Here’s the argument. In order to maintain the same level of profit, you would have to sell much more depending on your original Gross Margin and the amount of Discount. The amount of extra sales needed in each case is summarized in the following table as percentages.
| Existing Gross Margins (%) | ||||||
| 5 | 10 | 15 | 20 | 30 | 40 | |
| % price discount | ||||||
| 1 | 25% | 11% | 7% | 5% | 3% | 3% |
| 3 | 150% | 43% | 25% | 18% | 11% | 8% |
| 5 | 100% | 50% | 33% | 20% | 14% | |
| 10 | 200% | 100% | 50% | 33% | ||
| 15 | 300% | 100% | 60% | |||
The math is simple if you do not claim a portion of the margin, you have to make up for the difference by increasing sales. But the engineer in me wants to make the calculations more formal:
G=gross margin (%)
R=retail price for unit
D=discount (%)
S=number of items sold, S’=number of items sold (in discounted case)
Without discount we have:
Gross margin=R×G
Cost of Goods Sold per unit=R×(1-G)
With the discount, on the other hand:
Sales revenue per unit=R×(1-D)
Cost of Goods Sold per unit=R×(1-G), remains the same
New gross margin=R×(G-D)
To make the same level of profit
S’×R×(G-D)=S×R×G
Which means we have to sell (S’/S-1) percent more to compensate for the discount:
100×[G/(G-D)-1]
The rest is easy: put the Formula in a spreadsheet and you get that nice table above. There is another table in the book which shows the flip side of the situation: price increase. But I spare you.

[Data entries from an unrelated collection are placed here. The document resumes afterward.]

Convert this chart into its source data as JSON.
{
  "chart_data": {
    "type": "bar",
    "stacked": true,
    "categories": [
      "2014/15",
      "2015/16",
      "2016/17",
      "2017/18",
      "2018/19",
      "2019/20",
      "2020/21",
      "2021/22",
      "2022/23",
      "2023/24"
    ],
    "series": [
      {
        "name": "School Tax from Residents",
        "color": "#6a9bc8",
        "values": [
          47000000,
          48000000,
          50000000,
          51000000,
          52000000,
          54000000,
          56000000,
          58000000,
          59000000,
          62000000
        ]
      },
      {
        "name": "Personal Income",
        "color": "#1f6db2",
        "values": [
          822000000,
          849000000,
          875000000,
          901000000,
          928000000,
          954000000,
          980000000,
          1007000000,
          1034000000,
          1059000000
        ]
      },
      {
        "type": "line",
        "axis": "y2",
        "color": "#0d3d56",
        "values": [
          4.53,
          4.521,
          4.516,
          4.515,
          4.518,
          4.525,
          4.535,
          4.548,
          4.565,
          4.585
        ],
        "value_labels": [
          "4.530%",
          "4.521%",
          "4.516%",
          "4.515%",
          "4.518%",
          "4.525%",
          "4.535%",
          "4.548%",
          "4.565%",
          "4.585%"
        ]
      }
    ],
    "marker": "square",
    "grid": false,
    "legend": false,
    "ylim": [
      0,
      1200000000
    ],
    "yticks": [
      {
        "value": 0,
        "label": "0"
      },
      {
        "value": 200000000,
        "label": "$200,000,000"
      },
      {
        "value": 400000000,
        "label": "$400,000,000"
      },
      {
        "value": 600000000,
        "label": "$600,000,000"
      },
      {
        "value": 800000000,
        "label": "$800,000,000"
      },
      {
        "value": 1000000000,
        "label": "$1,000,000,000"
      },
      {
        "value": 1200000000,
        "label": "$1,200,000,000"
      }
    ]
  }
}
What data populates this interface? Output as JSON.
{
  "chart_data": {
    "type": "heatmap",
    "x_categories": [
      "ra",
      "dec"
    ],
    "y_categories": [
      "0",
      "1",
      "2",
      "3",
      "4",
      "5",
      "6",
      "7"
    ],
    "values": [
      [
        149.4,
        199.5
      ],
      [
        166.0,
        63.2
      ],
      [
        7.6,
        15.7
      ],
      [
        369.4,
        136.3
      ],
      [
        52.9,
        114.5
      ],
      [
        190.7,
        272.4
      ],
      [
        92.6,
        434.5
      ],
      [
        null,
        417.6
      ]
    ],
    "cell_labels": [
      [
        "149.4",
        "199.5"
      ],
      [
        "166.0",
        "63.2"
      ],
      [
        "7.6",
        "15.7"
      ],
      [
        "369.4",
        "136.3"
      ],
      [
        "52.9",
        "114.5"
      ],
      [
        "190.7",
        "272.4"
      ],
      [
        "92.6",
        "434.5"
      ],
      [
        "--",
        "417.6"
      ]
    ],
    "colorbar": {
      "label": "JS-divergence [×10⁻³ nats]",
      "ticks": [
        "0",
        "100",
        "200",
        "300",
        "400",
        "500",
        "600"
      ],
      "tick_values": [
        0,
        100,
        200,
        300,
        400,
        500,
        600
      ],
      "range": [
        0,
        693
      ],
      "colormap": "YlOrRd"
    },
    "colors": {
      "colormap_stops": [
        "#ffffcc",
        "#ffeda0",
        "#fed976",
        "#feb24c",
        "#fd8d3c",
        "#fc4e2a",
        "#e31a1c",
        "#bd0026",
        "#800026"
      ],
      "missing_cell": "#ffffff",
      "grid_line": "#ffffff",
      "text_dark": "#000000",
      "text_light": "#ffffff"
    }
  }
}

As a final note, I believe that you could still make a good case for giving discount on your products/services for a variety of reasons such as building relationship in hopes of recurring customers, gaining market share, etc. However, Paul’s argument is interesting and makes the assumptions that your customers buy from you because of the flexibility, quality, and the service provided. Further, I would like to add to this list the fairness and competitiveness of original pricing.